Übrigens: Der Deutsche Skiverband (DSV) empfiehlt zwar dringend, einen Helm zu tragen, fordert aber keine Helmpflicht: "Skihelme helfen dabei, das Verletzungsrisiko beim Skifahren zu senken", gibt Andreas König, Sicherheitsexperte beim DSV, gegenüber stern.de zu. Eine Notwendigkeit für eine allgemeine Helmpflicht sieht König aber nicht: "Ein Helm soll aus Überzeugung getragen werden, nicht aus Zwang." Und dann kommen solche Zahlen dabei heraus: Bei Skifahrern über 15 Jahren tragen nach DSV-Erkenntnissen nur 23 Prozent der Männer und 27 Prozent der Frauen einen Helm.

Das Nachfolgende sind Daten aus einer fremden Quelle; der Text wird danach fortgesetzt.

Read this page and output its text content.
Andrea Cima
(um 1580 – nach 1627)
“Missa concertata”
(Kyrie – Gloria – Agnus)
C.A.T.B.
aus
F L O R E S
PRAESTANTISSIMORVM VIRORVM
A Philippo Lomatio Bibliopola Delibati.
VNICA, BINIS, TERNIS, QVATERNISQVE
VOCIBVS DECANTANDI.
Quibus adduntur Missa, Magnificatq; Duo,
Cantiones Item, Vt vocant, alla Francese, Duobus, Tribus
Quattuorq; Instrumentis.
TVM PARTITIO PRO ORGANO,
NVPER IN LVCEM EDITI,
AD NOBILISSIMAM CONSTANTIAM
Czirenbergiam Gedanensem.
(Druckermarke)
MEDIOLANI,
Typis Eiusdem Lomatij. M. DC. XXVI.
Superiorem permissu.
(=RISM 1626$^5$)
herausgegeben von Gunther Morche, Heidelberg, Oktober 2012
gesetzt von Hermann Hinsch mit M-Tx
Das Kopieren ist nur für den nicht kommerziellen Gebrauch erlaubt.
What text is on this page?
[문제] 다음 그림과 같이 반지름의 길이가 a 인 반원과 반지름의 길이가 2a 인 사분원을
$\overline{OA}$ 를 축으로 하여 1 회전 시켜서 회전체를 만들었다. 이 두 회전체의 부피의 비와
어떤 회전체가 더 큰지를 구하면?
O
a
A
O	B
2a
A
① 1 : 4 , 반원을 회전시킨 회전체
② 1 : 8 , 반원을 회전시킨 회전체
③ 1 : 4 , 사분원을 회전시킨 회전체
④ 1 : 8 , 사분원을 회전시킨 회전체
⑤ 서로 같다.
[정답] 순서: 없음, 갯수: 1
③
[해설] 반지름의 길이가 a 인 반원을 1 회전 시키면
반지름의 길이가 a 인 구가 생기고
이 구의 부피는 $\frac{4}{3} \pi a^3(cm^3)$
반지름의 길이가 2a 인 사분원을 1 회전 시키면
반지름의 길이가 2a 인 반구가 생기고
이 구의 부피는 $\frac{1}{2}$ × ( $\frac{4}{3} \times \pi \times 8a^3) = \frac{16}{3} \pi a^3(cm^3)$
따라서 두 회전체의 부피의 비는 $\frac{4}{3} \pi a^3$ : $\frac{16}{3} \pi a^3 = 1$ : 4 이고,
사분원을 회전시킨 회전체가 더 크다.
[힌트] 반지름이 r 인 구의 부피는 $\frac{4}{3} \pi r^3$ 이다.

Nach Angaben des DSV (Stand: 2007/2008) werden jedes Jahr 6.000 Kopfverletzungen behandelt, mehr als 80 Prozent davon könnten durch einen Helm vermieden werden. Umso verwunderlicher, dass der deutsche Verband auf seiner Position beharrt. Haben doch die Wintersportunfälle mit Schwerstverletzten insgesamt eine ähnliche Dimension wie bei Motorradunfällen im Sommer erreicht. Der Althaus-Unfall dient dafür als Beleg.